Arzuaga y la globalización

Tení­a desde hace más de una semana mirándome desde la hoja arrancada de un dominical la estampa de Amaya Arzuaga retocando un largo vestido rojo junto a una lavadora y a una columna de texto. La hoja la arranqué no por despecho, sino por la impresión que me causó no ya la foto, que también tendrí­a su comentario, sino el contenido del texto a que hací­a mención.

Bajo el titular “Amaya Arzuaga se va de Lerma” el texto narra con cariño, abnegación y casi admiración las tristes circunstancias y nobles motivos que han llevado a la empresaria y diseñadora a tomar la triste decisión de cerrar su factorí­a de Lerma dejando a 30 personas conciudadanas en la calle y reiniciar la producción en China o en alguno de los paises emergentes. En el colmo de lo lacrimoso, la empresaria, después de aclarar que “nosotros somos un lujo y la gente en estos momentos no tiene poder adquisitivo, y a quien lo tiene le da como apuro gastarse dinero; la única forma de subsistir es abaratando costes”, relata compungida que el cierre de la factorí­a “está siendo una experiencia horrible”. Eso sí­, según su versión propia, los empleados con una media de antiguedad de 30 años la comprenden porque “ven como está el mercado”.

Recuperado de la impresión y tras gastar una caja de kleenex enjugando mis lágrimas ya más serenado voy pasando de compungido a indignado.

Que la ropa de baratillo tenga que abaratar costes de producción para poder competir en los mercadillos no lo comparto pero hasta podrí­a entenderlo. Pero que con tamaño descaro se me diga que la única forma de vender ropa de lujo con cierto margen es coserla utilizando mano de obra barata y prácticamente explotada no puedo llegar a entenderlo. Ya se que lo hacen nike y adidas y cualquiera que se precie. Pero lo hacen mayormente por incrementar el beneficio. Aquí­ empezamos hace años con aquello del valor añadido, y como ya he comentado en alguna ocasión, lo malo que tiene el valor es que vale porque es escaso, y al final no hay tanto valor que añadir para tanto europeo y así­ estamos cada vez más orgullosos de nuestro desempleo.

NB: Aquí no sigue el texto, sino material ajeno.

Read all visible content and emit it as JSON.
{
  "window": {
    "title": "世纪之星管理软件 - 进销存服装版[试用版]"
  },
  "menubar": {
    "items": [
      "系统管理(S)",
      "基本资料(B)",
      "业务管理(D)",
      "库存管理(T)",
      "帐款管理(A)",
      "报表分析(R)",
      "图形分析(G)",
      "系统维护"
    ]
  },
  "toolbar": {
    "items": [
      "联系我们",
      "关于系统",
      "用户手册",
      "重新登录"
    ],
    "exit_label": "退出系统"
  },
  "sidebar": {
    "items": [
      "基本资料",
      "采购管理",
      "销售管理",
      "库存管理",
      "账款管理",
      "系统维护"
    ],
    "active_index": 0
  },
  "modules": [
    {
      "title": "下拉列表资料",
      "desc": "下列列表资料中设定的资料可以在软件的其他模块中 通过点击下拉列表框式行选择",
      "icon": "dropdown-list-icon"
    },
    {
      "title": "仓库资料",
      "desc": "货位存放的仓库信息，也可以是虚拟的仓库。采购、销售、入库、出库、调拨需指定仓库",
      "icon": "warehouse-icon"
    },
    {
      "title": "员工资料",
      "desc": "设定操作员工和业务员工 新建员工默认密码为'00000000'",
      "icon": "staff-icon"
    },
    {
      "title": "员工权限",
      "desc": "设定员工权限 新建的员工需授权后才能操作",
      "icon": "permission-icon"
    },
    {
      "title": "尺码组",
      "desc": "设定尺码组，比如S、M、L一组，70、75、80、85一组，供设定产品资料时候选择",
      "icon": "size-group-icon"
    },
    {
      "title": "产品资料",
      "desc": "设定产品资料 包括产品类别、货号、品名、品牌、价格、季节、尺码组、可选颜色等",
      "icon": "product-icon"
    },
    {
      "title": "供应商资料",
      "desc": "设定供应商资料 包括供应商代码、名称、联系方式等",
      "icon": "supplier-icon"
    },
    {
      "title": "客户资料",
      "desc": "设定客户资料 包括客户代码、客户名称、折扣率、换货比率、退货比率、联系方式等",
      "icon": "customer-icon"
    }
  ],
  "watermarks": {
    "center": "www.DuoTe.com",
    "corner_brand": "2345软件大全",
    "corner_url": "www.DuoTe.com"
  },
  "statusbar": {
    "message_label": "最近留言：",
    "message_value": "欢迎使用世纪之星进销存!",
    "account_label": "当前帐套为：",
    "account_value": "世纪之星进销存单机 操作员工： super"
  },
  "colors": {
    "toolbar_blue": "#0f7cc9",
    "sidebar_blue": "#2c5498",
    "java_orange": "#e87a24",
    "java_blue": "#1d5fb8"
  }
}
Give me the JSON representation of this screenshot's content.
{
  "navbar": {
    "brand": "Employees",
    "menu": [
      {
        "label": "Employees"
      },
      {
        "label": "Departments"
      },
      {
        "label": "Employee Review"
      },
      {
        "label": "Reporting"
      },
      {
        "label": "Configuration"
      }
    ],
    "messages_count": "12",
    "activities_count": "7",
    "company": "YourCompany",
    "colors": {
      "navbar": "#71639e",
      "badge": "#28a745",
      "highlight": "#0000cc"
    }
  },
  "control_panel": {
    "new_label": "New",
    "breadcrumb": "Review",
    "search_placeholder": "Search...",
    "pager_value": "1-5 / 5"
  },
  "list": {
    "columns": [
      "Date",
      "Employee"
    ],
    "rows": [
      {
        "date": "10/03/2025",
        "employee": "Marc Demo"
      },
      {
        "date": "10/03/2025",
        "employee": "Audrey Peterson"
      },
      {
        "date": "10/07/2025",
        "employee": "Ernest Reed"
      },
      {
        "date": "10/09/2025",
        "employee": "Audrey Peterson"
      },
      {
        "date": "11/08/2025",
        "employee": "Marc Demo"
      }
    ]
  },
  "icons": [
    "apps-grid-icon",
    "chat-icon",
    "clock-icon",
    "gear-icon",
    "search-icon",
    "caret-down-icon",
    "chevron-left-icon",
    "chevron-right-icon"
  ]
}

Lo de la comprensión de sus trabajadores lo dudo. Es cierto que es posible que la entiendan porque efectivamente como buenos trabajadores saben como está el mercado. Aspirar a un sueldo digno y unas condiciones humanas de trabajo no es rentable para los que buscan multiplicar el beneficio. Y si lo comprenden y lo aceptan aún más grave. En el fondo, el desmantelamiento productivo de nuestro continente se ha hecho con la colaboración activa o pasiva de sus ciudadanos.

Activa porque a la hora de comprar quien más quien menos miramos el precio y cerramos los ojos, y los productos que hoy compramos más baratos que los que nosotros mismos fabricamos sin hacer preguntas son los mismos que a la larga nos convierten no ya en prescindibles, sino incluso en estorbo para nuestros empresarios. Mientras los obreros caminan rumbo a las oficinas de empleos que no existen, los industriales se han convertido en importadores, y al final ellos también acabarán sobrando.

Activa porque todos nos hemos convencido de que somos los mejores, y si todos somos los mejores terminamos por ser todos iguales, es decir, o bueno o malos, pero no mejores ni peores, y en la punta de la pirámide no cabemos todos.

Pasiva porque no hemos obligado a nuestros gobiernos a plantear mecanismos que compensen el dumping ecosocial que implica la producción en paises emergentes con salarios mí­nimos, sin derechos sociales ni laborales, sin controles medio ambientales y sin cumplir en general los requisitos que aquí­ consideramos necesarios. Impelidos por el mito del libre comercio hemos dejado desmontar nuestra parte del planeta a costa de explotar a la otra y provocar su degradación medioambiental.

Puede que Arzuaga tenga más razón de la que cree. Nosotros somos lujo, y gente como ella más. Un lujo que muchos vemos cada vez más innecesario. Eso sí­, tengo la impresión de que cuando encontremos los cristales ahumados que nos permitan tener los ojos abiertos ante la fascinación del tercer milenio y sus iconos tecnológicos, innovadores, añadidores de valor y demás í­dolos con pies de barro, puede que podamos darnos cuenta que nuestro valor añadido está en cosas tan baratas como la filosofí­a, las artes, la cultura y sobre todo, la capacidad de ajustar nuestra vida a nuestra realidad, y dejarnos de vivir como marqueses globales rodeados de lacayos “emergentes” y recuperar el orgullo de hacer nuestras labores y hacerlas bien.